Wild Rice Gratin with Kale, Caramelized Onions, and Gruyere
adapted from The Smitten Kitchen Cookbook, by Deb Perelman
serves 10 to 12 as a side
- 1 1/2 cups uncooked wild rice
- 3 Tbs butter, divided
- 1 Tbs olive oil
- 2 large sweet onions, halved and thinly sliced
- 3/4 tsp kosher salt, plus more to taste
- freshly ground black pepper
- pinch of red pepper flakes
- 4 cups stemmed, ribboned kale leaves
- 2 cups coarsely grated Gruyere cheese
- 1 cup chicken or vegetable broth
- 1 cup panko bread crumbs
Rinse the rice thoroughly, then drain. Boil 4 1/2 cups of water in a medium saucepan, and stir in the rice. Cover, return to a boil, then simmer over low heat for 40 minutes, or until the rice is tender. Remove from heat and set aside.
Meanwhile, prepare the rest of the components to the gratin: Preheat the oven to 375 degrees.
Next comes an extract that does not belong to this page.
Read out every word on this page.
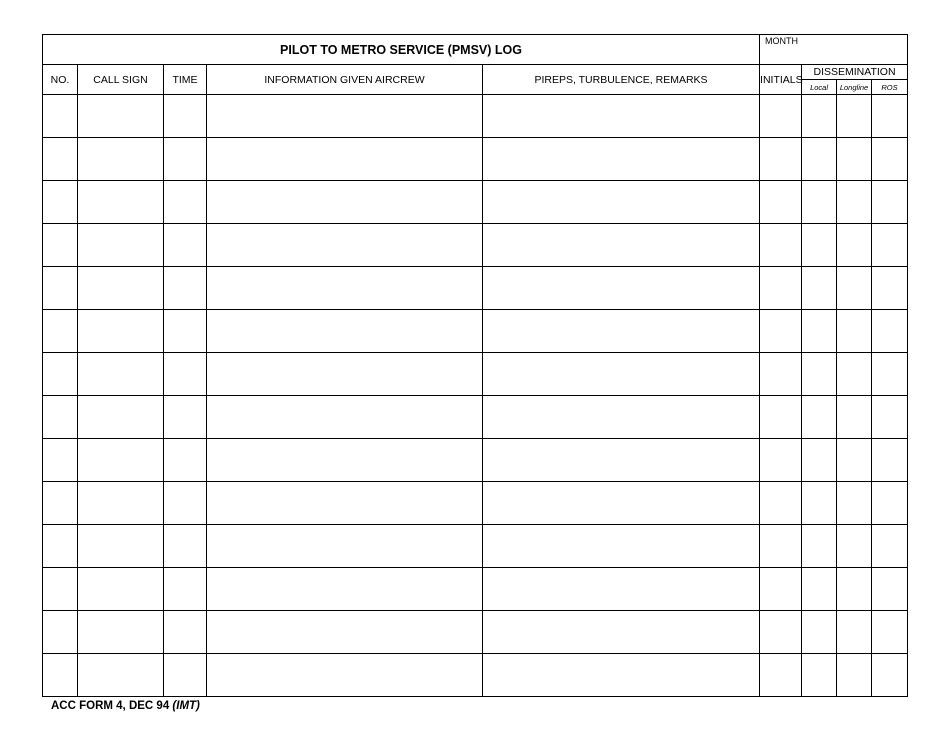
PILOT TO METRO SERVICE (PMSV) LOG					MONTH			
NO.	CALL SIGN	TIME	INFORMATION GIVEN AIRCREW	PIREPS, TURBULENCE, REMARKS	INITIALS	DISSEMINATION		
						Local	Longline	ROS

ACC FORM 4, DEC 94 (IMT)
Use 1 tablespoon of the butter to generously grease a 2-quart baking dish.
Caramelize the onions: Heat the olive oil and and 1 tablespoon of the butter in a large skillet over medium-low heat. Add the onions, sprinkle with the salt and 1/4 teaspoon of pepper, and a pinch of red pepper flakes, and cook until they are tender and golden-brown, about 30 minutes, stirring occasionally.
Add the kale ribbons, and cook until they wilt, about 5 minutes. Stir in the wild rice, 1 cup of the grated cheese, and the broth. Taste and season with additional salt and pepper if needed.
Spread the mixture into the prepared dish, and sprinkle with the remaining cheese. Toss the breadcrumbs with the last remaining tablespoon of butter, and salt and pepper to taste. Sprinkle the breadcrumbs over the cheese, and bake the gratin until it is bubbly and beginning to brown, 30 to 35 minutes. Serve.